Only 5 more weeks to go before the GDPR becomes fully effective. Preparing your company for the application of this new regulation requires a correct understanding of its principles. Each week, we highlight one particular misconception regarding the interpretation of the GDPR.
How should valid consent be proven?
Article 7 of the GDPR reads: “the controller shall be able to demonstrate that the data subject has consented to processing of his or her personal data”. However, the GDPR does not contain specific, compulsory provisions in relation to the conditions for proving how the consent was given or obtained.
In that respect, the GDPR is inconsistent with the provisions of certain previous national legislations implementing Directive 95/46/EC (such as, e.g., the Italian Legislative Decree no. 196 of June 30, 2003, whereby the data subject’s consent could be deemed to be effective only if it is “documented in writing”).

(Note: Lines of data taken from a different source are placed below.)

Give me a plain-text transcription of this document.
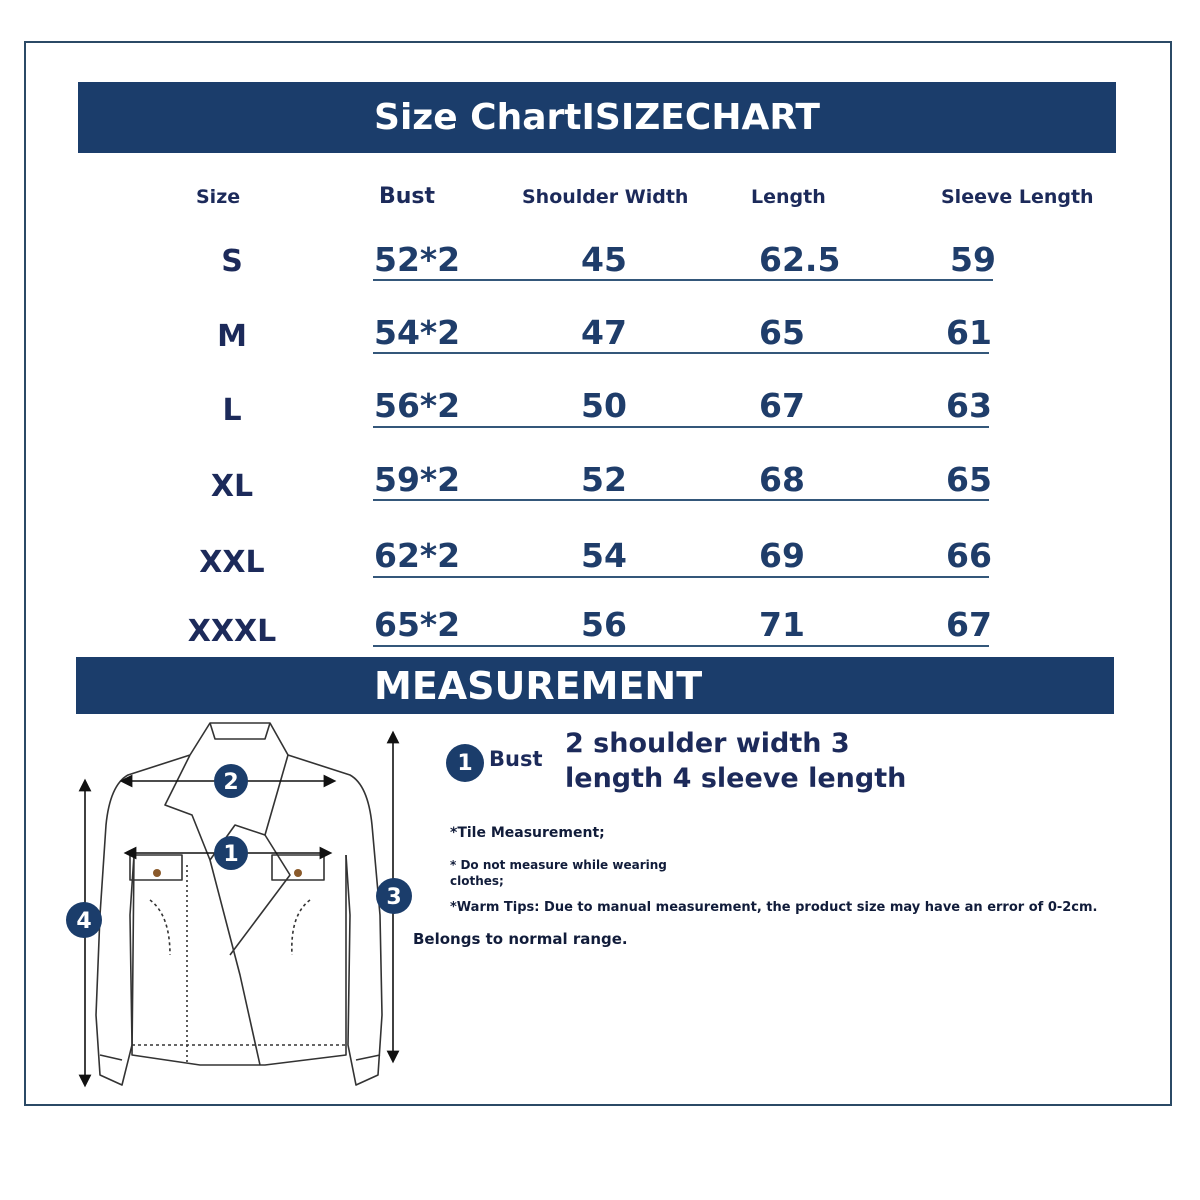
Size ChartISIZECHART
Size	Bust	Shoulder Width	Length	Sleeve Length
S	52*2	45	62.5	59
M	54*2	47	65	61
L	56*2	50	67	63
XL	59*2	52	68	65
XXL	62*2	54	69	66
XXXL	65*2	56	71	67
MEASUREMENT
2
1
4
3
1 Bust 2 shoulder width 3
length 4 sleeve length
*Tile Measurement;
* Do not measure while wearing
clothes;
*Warm Tips: Due to manual measurement, the product size may have an error of 0-2cm.
Belongs to normal range.
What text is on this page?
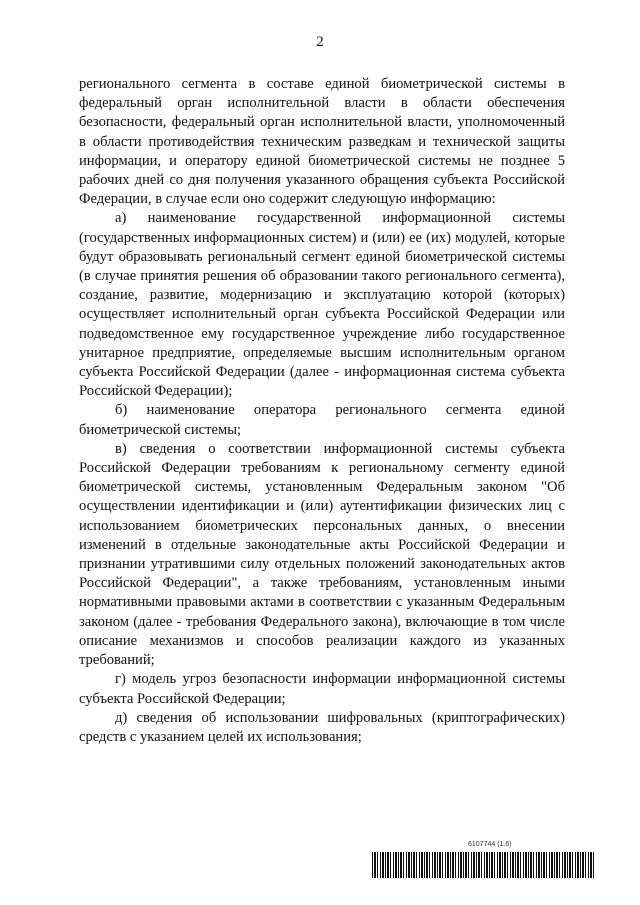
2

регионального сегмента в составе единой биометрической системы в федеральный орган исполнительной власти в области обеспечения безопасности, федеральный орган исполнительной власти, уполномоченный в области противодействия техническим разведкам и технической защиты информации, и оператору единой биометрической системы не позднее 5 рабочих дней со дня получения указанного обращения субъекта Российской Федерации, в случае если оно содержит следующую информацию:

а) наименование государственной информационной системы (государственных информационных систем) и (или) ее (их) модулей, которые будут образовывать региональный сегмент единой биометрической системы (в случае принятия решения об образовании такого регионального сегмента), создание, развитие, модернизацию и эксплуатацию которой (которых) осуществляет исполнительный орган субъекта Российской Федерации или подведомственное ему государственное учреждение либо государственное унитарное предприятие, определяемые высшим исполнительным органом субъекта Российской Федерации (далее - информационная система субъекта Российской Федерации);

б) наименование оператора регионального сегмента единой биометрической системы;

в) сведения о соответствии информационной системы субъекта Российской Федерации требованиям к региональному сегменту единой биометрической системы, установленным Федеральным законом "Об осуществлении идентификации и (или) аутентификации физических лиц с использованием биометрических персональных данных, о внесении изменений в отдельные законодательные акты Российской Федерации и признании утратившими силу отдельных положений законодательных актов Российской Федерации", а также требованиям, установленным иными нормативными правовыми актами в соответствии с указанным Федеральным законом (далее - требования Федерального закона), включающие в том числе описание механизмов и способов реализации каждого из указанных требований;

г) модель угроз безопасности информации информационной системы субъекта Российской Федерации;

д) сведения об использовании шифровальных (криптографических) средств с указанием целей их использования;

6107744 (1.6)
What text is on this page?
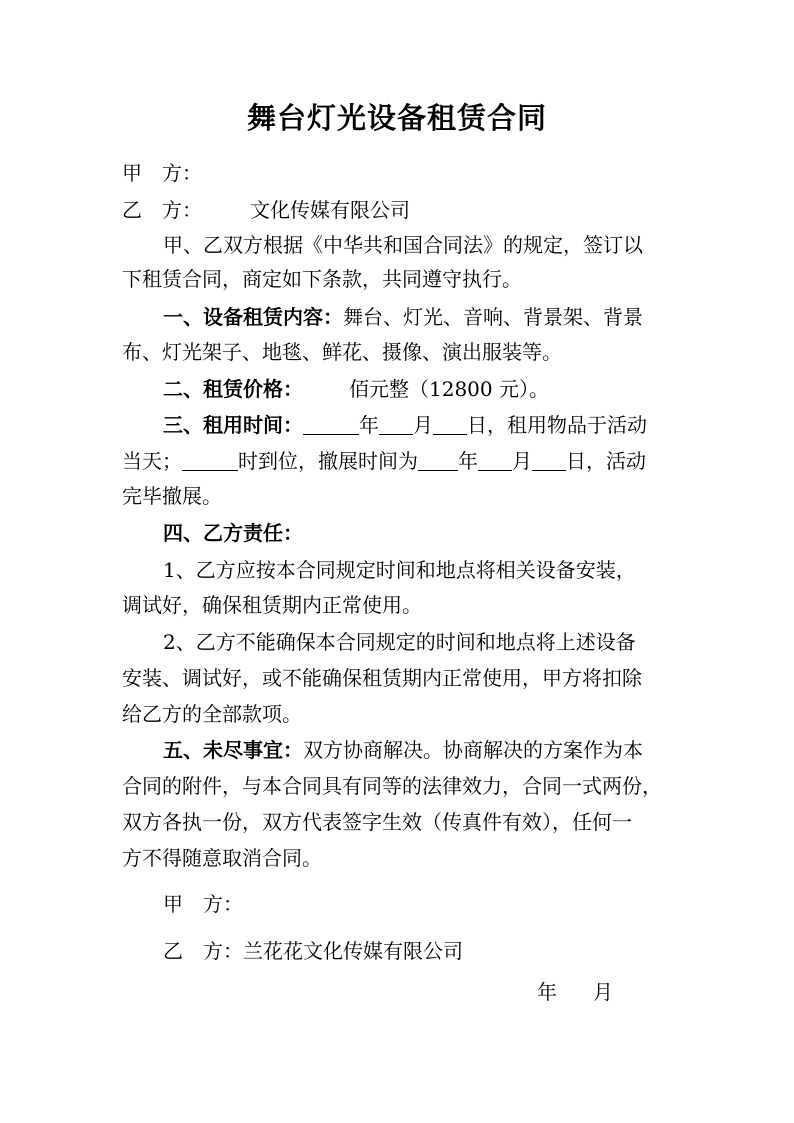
舞台灯光设备租赁合同
甲　方：
乙　方： 文化传媒有限公司
甲、乙双方根据《中华共和国合同法》的规定，签订以
下租赁合同，商定如下条款，共同遵守执行。
一、设备租赁内容：舞台、灯光、音响、背景架、背景
布、灯光架子、地毯、鲜花、摄像、演出服装等。
二、租赁价格： 佰元整（12800 元）。
三、租用时间：	年 月 日，租用物品于活动
当天；	时到位，撤展时间为 年 月 日，活动
完毕撤展。
四、乙方责任：
1、乙方应按本合同规定时间和地点将相关设备安装，
调试好，确保租赁期内正常使用。
2、乙方不能确保本合同规定的时间和地点将上述设备
安装、调试好，或不能确保租赁期内正常使用，甲方将扣除
给乙方的全部款项。
五、未尽事宜：双方协商解决。协商解决的方案作为本
合同的附件，与本合同具有同等的法律效力，合同一式两份，
双方各执一份，双方代表签字生效（传真件有效），任何一
方不得随意取消合同。
甲　方：
乙　方：兰花花文化传媒有限公司
年 月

As a consequence, data controllers have the right to demonstrate how the valid consent was obtained by using any means allowed under their legal systems. In that respect, the use of any means for keeping a record of the data subjects’ consent - such as, for example, written statements, also statements stored by electronic means, or tick boxes to be set on internet websites specifically addressing the consent to be sought for the envisaged data processing activities - could be recommended.
Stibbe, together with Chiomenti, Cuatrecasas, GIDE and Gleiss Lutz, have gathered this useful information, reflecting some common misconceptions about the implementation of the GDPR.